1. Field
An embodiment of the present invention relates to the field of high frequency integrated circuits and, more particularly, to a global bitline multiplexing approach that may be used for high-speed memory.
2. Discussion of Related Art
High-speed memory design has become increasingly important to the overall performance of processors and systems, for example. One of the larger components of memory latency and, therefore, keys to high performance memory design, may be bitline sensing. For a cache memory, for example, bitline sensing can account for as much as two thirds of total cache latency.

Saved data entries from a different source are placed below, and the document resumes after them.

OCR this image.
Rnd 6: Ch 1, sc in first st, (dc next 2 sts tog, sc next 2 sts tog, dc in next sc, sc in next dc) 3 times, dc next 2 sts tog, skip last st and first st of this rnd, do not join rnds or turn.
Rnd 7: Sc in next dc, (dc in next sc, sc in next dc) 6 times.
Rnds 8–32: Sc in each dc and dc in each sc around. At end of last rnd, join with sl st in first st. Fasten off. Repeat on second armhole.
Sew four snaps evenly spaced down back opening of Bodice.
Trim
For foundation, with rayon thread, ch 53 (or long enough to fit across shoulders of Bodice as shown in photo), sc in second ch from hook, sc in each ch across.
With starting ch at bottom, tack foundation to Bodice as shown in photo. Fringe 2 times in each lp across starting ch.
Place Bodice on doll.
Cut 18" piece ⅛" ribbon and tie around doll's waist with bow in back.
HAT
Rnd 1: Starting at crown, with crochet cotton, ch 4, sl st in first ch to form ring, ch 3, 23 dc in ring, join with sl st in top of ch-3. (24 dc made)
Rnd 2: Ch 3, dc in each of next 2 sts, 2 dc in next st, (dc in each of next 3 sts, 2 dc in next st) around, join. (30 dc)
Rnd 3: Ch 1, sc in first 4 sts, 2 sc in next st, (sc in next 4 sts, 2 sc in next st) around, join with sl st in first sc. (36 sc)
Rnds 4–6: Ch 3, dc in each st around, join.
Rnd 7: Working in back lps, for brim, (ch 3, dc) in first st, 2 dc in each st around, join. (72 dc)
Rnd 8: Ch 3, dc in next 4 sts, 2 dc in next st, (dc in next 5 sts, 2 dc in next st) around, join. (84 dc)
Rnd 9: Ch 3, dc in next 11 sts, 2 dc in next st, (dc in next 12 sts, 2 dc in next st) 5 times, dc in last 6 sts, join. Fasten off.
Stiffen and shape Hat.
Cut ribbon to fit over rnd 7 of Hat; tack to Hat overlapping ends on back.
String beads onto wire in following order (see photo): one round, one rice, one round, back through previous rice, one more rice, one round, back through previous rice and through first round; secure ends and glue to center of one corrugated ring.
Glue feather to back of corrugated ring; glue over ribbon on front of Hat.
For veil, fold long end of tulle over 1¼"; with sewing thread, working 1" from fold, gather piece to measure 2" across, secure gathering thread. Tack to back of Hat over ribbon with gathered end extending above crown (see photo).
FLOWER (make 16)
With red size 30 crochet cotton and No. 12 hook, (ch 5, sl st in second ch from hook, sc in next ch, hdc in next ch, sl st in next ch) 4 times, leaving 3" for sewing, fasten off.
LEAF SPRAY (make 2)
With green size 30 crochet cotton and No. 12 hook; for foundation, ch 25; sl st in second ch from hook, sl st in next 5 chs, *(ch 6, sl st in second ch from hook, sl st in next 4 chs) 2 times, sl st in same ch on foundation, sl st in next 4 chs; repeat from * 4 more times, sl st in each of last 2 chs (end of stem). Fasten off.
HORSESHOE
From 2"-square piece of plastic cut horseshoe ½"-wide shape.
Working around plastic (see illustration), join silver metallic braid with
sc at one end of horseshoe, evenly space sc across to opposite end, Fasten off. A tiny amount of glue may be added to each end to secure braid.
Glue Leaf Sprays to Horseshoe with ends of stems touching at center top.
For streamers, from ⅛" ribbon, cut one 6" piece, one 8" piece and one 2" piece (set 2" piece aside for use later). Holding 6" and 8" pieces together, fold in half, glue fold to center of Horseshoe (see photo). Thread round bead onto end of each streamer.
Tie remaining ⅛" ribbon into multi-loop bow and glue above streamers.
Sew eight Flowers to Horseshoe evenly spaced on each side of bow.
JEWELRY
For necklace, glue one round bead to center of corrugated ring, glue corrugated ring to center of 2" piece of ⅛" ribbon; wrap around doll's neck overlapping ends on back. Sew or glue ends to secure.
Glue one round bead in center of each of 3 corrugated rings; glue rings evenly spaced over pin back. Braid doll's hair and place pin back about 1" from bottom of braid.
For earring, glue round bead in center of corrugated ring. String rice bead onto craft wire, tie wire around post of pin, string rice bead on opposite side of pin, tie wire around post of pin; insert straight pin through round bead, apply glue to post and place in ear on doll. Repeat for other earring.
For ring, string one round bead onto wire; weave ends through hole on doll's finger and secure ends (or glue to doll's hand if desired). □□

A conventional memory 100 may be arranged as shown in FIG. 1. For the configuration shown in FIG. 1, one global bitline 105 is provided for each column 101 and 102 of memory cells. While only two columns of memory cells are shown in FIG. 1, it will be appreciated that the memory 100 may include a larger number of columns of memory cells with an additional global bitline being provided for each additional column of memory. Further, where the memory is a multi-ported memory, there may be multiple global bitlines per column of memory to correspond to the multiple ports (i.e. one global bitline per column per port).
Local bitlines 107 are coupled to clusters of memory cells such as the clusters 111-114 of memory cells. The clusters of memory cells 111-114 may include, for example, eight memory cells. The memory 100 may include additional clusters of memory cells in each column.
In operation, in response to a read request, local bitline(s) 107 coupled to a memory row to be read indicate a logical value stored in a corresponding memory cell. If any local bitline 107 coupled to a global bitline indicates a logical zero value, the corresponding global bitline (through a NAND gate 115 in this example) is pulled down. Thus, for the example of FIG. 1, multiple global bitlines are typically switched in response to a memory read request if more than one memory cell in the row being read stores a logical zero value.
In response to a column select signal, a multiplexer (mux) 120 then selects between signals communicated over multiple global bitlines 105 and outputs the selected data. Multiple levels of multiplexing (not shown) may be used to provide the desired output data in response to the read request.
In the memory 100, because global bitlines may be switched even when a corresponding column is not selected to be read, power consumption of such a memory may be unnecessarily and undesirably high.